= Antimaniax =

Antimaniax is a four-piece skacore band from Austria, known for its lyrically anti-authoritarian stance. The band was formed in 1998.

==History==
Though they released a demo recording, We're Tryin'... in 2000, their first official release came in the form of a mini album, As Long As People Think on Household Name Records in 2002. That year they performed over 100 shows including three tours throughout the UK and a tour of Eastern Europe.

In 2003 they released a second mini album - I'm Without Sleep... In This Desert of Concrete - on Household Name Records, supporting that release by touring Europe. They also conducted a 5 week tour with US ska-core band Leftöver Crack that year.

The band also support animal rights campaigns and in 2004 donated "I can smell freedom" to a benefit CD for the Southern Animal Rights Coalition, "Until Every Cage Is Empty". On their debut album, the song "Chili Con Tofu", a vegan food recipe, questions the ideology that animals feel people don't think, which will continue so long as people think that animals are incapable of suffering. Kelly Kemp from No Comply said she had been influenced by the band whose members are nearly all vegan, and chose to change her diet after talking to them.
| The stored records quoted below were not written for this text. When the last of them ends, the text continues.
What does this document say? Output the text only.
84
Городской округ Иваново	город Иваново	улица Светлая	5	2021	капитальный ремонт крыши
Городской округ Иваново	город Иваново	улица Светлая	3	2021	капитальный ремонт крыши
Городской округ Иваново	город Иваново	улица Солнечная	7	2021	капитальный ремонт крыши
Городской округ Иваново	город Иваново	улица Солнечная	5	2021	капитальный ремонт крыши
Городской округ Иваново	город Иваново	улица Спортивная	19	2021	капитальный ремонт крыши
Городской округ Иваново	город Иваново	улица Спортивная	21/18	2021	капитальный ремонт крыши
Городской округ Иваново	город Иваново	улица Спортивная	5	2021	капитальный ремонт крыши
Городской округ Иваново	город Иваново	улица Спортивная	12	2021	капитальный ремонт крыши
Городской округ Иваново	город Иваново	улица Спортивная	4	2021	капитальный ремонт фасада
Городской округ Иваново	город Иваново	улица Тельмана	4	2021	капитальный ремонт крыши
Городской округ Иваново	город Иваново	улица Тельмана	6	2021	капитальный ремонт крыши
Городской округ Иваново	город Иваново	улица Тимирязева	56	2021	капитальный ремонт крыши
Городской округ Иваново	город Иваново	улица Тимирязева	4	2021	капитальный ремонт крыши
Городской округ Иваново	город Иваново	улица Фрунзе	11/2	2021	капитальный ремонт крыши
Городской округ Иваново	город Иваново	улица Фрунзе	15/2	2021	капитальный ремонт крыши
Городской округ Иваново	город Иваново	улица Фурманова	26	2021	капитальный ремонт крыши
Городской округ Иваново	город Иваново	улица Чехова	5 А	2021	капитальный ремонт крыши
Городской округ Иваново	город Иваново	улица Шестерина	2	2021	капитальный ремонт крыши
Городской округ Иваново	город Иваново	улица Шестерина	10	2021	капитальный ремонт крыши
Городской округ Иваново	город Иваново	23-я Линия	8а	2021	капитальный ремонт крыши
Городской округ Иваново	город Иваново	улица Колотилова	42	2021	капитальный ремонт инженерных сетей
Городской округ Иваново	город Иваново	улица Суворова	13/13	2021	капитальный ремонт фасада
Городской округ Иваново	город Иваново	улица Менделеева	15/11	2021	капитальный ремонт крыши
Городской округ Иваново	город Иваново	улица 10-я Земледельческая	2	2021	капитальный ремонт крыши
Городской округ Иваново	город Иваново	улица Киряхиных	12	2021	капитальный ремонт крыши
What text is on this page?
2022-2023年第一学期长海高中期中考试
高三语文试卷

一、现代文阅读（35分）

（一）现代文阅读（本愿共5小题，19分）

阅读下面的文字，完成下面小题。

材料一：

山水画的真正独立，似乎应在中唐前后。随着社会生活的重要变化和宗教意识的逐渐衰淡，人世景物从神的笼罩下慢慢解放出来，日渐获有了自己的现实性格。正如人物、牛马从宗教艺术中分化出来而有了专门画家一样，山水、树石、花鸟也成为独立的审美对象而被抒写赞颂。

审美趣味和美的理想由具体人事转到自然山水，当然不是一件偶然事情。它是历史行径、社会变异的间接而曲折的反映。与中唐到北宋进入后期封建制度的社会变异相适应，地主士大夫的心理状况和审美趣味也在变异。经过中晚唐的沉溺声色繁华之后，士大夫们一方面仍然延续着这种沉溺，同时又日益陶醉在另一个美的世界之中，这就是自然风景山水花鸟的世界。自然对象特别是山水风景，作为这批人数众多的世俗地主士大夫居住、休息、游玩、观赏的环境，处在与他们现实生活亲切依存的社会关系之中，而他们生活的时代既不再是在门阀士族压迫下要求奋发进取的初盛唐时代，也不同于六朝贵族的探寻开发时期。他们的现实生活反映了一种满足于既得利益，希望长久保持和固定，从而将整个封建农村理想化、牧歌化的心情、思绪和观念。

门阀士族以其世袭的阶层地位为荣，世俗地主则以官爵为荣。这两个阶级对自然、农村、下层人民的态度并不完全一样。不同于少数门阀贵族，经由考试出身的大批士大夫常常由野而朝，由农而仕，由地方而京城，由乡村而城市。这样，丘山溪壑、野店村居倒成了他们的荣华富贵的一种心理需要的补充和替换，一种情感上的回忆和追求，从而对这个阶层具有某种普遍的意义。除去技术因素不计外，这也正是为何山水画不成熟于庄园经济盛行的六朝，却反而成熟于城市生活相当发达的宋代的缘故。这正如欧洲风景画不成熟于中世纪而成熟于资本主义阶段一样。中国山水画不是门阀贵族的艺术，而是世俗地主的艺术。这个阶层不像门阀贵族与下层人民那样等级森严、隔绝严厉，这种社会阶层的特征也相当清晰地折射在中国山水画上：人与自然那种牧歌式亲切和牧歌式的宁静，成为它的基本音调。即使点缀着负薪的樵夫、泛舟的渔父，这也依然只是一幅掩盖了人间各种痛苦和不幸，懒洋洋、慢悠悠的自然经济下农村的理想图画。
The record label Household Name lists the band as having lasted until 2005. In early 2006 they announced that Dani, their bassist, had left the band and that they are currently seeking a new bassist. This has halted production of their forthcoming album.

==Past members==
- Georg, vocals
- Thom, guitar/vocals
- Candee, drums
- Daniel - bass guitar
- Chris - bass guitar

==Discography==
- We're Tryin'... (self-released, 2000)
- As Long As People Think (Household Name Records, 2002)
- I'm Without Sleep... In This Desert of Concrete (Household Name Records, 2004)

==Other releases==
- "War Story" cover on a Choking Victim tribute album.